Growing up on the Bay of Fundy, Azuba Galloway dreams of going
to sea. She watches magnificent ships slowly making their way into
Whelan's Cove, the sense of exoticism bursting from their holds
along with foreign goods.
As a young woman, Azuba marries a seasoned merchant sea captain,
Nathaniel Bradstock. Unwilling to have him away at sea for most of
their married life, and anxious to see far shores, she extracts a
promise that he will take her with him. But Azuba becomes pregnant
soon after they marry and Nathaniel knows too well the perils of
life on a ship.
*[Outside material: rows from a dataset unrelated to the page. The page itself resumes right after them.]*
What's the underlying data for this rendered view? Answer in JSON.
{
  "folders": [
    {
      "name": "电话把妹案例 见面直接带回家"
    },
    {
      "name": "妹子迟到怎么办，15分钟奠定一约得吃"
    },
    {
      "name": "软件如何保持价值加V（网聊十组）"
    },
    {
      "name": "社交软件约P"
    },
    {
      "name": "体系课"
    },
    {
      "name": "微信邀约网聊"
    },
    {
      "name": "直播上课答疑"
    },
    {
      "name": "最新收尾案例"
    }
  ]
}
He reneges on his promise and refuses to allow
Azuba to join him.
When Nathaniel leaves on his journey, Azuba desperately misses her
husband. Days turn into weeks and months - voyages can take two,
three years before the ship and crew return home. Despite her
loneliness, Azuba becomes a strong, independent woman, caring for
her child and her home. With her parents and beloved grandmother
nearby, she settles into a life of quietude and predictability, all
the while yearning to be by her husband's side aboard his
ship.
Her loneliness eventually propels her into a friendship with the
local vicar, Reverend Simon Walton. He is a quiet, kind and
contemplative man, and Azuba takes comfort and enjoyment in their
increasingly intimate friendship. One afternoon, despite her
misgivings, Azuba goes on a picnic with the vicar and becomes
trapped by the tide. When they return home the next morning, Azuba
and Reverend Walton have become a topic of gossip.
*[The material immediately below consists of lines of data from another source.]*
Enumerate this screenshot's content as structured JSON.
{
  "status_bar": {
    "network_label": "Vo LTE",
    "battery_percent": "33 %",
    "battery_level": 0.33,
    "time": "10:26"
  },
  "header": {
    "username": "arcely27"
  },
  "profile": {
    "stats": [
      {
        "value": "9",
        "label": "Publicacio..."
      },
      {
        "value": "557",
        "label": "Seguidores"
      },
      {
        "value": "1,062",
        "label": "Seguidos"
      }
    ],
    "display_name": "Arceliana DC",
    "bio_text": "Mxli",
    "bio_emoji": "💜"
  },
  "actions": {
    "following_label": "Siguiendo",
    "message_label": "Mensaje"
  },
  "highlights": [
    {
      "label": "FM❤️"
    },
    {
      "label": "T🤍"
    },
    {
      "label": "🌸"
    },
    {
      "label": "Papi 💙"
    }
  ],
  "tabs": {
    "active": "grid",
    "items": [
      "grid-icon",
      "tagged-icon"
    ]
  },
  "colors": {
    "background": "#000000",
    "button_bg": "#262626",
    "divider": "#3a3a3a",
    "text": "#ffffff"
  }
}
When Nathaniel returns home he is enraged by her impropriety.
Reluctantly he decides to take Azuba and their young daughter,
Carrie, with him on his next voyage. Mother and child are loaded
from a rowboat and hauled onto the weather deck along with barrels
of coal and crates of chickens. Nathaniel has drawn a line across
the deck. "You'll never again cross that line," he instructs
Azuba.
It is October 1862. It will be three years before Azuba sees the
shores of Whelan's Cove again. Aboard Traveller, the small
family visits places Azuba dreamed she would one day see: London,
San Francisco and exotic countries in Europe.
But she also experiences the terror that can come during a life at
sea: a harrowing passage around Cape Horn, half-starvation while
listlessly floating in the doldrums, and a stop at the Chincha
Islands to pick up a load of guano, where she witnesses a mass
suicide by slaves. She begins to question her decision to join her
husband, particularly when she realizes there is "no way to erase
horror from a child's memory."
Misery follows misfortune and Azuba feels alone in a male world,
surrounded by the splendour and the terror of the open sea. The
voyage tests not only her already precarious marriage, but
everything Azuba believes in.
With a sure hand, Beth Powning captures life aboard a sailing ship
- ferocious storms, the impossibly isolated ports of call, the
gruelling daily routine - and shows how love evolves even in the
most extreme circumstances.
The Sea Captain's Wife is an awe-inspiring tour
that captures the vigour of life in the last days of the Age of
Sail and gives us an unforgettable young heroine who shows
compassion, courage and love while under incredible duress.